Le subjectif : Le passage de Disney de l'animation en 2D à la 3D est une histoire intéressante et complexe - que j'avais essayé de démêler, avec plus ou moins de clarté et de réussite, dans ma critique de La Princesse et la Grenouille, il y a quelques années. Après un début compliqué, marqué (ou pas) par trois productions que presque tout le monde a oublié (Dinosaures, The Wild et Chicken Little), les studios Disney ont enclenché la seconde dès 2006, rassérénés par le rachat de Pixar, mais, surtout, par l'arrivée du nouveau directeur créatif John Lasseter. Le papa des Toy Stories a tapé dans la souricière, revigorant l'animation par ordinateur de la firme, et lançant Bienvenue chez les Robinson, puis Volt en 2008, qui fût le premier long-métrage Disney de ce type à rencontrer un vrai succès. Certainement satisfait du travail effectué par le réalisateur Byron Howard, Lasseter lui a confié les rennes du projet suivant : Raiponce. Là aussi, le succès fût au rendez-vous. Différentes des "pépites" de Pixar, ces productions Disney en images de synthèse avaient une personnalité propre qui ravissait la presse et enchantait les spectateurs. Tant et si bien que les films en 3D se sont enchaînés : avant Les Nouveaux Héros l'an dernier, il y a eu La Reine des neiges pour le Noël 2013, et, l'année précédente, Les Mondes de Ralph, réalisé par Rich Moore.
Pourquoi tout ce paragraphe de blabla indigeste ? Déjà pour revenir sur la genèse des Walt Disney Animation Studios, rebaptisés ainsi par John Lasseter en 2006. Ensuite, pour présenter Zootopie à travers le prisme du travail de ses deux co-réalisateurs Byron Howard et Rich Moore, à qui il convient d'ajouter un troisième larron, Jared Bush. Passionné par les vieux dessins animés Disney qui mettaient en scène des animaux dotés de la parole, comme Robin des bois, le premier cité a exposé son projet à John Lasseter, rapidement emballé. Voilà comment le monde de Zootopie a été imaginé, et comment ses bêtes de tous poils et de tous genres se sont anthropomorphisées. Ici, point d'homme : les animaux sont seuls, ils naissent, vivent et meurent libres et... En tout cas, ils sont libres. L'égalité, elle, est une autre paire de manches qui figure d'ailleurs au centre de l'intrigue. Le spectateur va rapidement se rendre compte que les animaux, qui sont censés vivre en harmonie et cohabiter tous ensemble, sont eux aussi confrontés à la stigmatisation, à la ségrégation, aux clivages et à tous ces trucs "pas très Charlie". Il existe les gros et les petits, les forts et les faibles, les lents et les rapides, mais surtout, et même si grâce à l'évolution, tous ont délaissé la vie sauvage, il existe les prédateurs et les proies.

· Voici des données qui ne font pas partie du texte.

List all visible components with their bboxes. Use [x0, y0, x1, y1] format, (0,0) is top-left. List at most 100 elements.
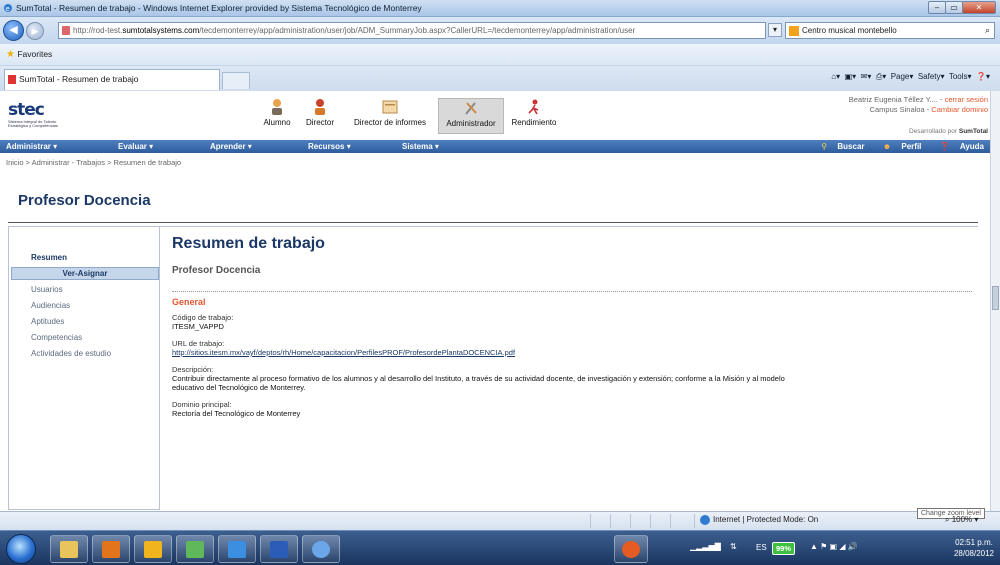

Dans cet univers malgré tout très accueillant - notamment la sympathique et multiculturelle ville de Zootopie, qui abrite de nombreux quartiers et écosystèmes différents - nous suivons la trajectoire d'une petite lapine, Judy Hopps. Bien décidée à contredire ses gènes et ses propres parents, qui lui incitent à renoncer à ses rêves et lui répètent à l'envi qu'une destinée de lagomorphe se résume à planter des carottes ("nous changeons le monde une carotte à la fois", lui dit son père, avant de poursuivre : "les rêves c'est bien joli, donc on n'y croit pas trop !"), Judy veut devenir policière. Même si sa force d'abnégation et son courage lui font franchir le premier obstacle de l'académie de police, en arrivant à Zootopie notre lapine s'aperçoit qu'il est bien compliqué de bousculer l'ordre établi, à commencer par celui de ses collègues. Brimée, ridiculisée, livrée à elle-même, elle va tenter de relever ce défi avec la seule force de sa bonne foi, mais se heurtera régulièrement au racisme primaire. L'attitude de cette héroïne forge le respect, et donne une belle leçon aux humains que nous sommes - même si la suite de l'aventure prouvera à tous, Judy comprise, que la réalité n'est jamais manichéenne et que même les plus sincères intentions peuvent avoir des effets néfastes. Bref, oui, Zootopie parle de notre société, de ses nombreux avantages et possibilités illimitées, mais aussi de nos tares et de nos faiblesses, notamment quand il s'agit de respecter notre prochain. Cet aspect philosophique, et presque poétique à de nombreux moments, est clairement un des points forts du long-métrage. Comme si les réalisateurs avaient décidé d'animer des bêtes pour s'adresser à nous de manière plus directe et efficace.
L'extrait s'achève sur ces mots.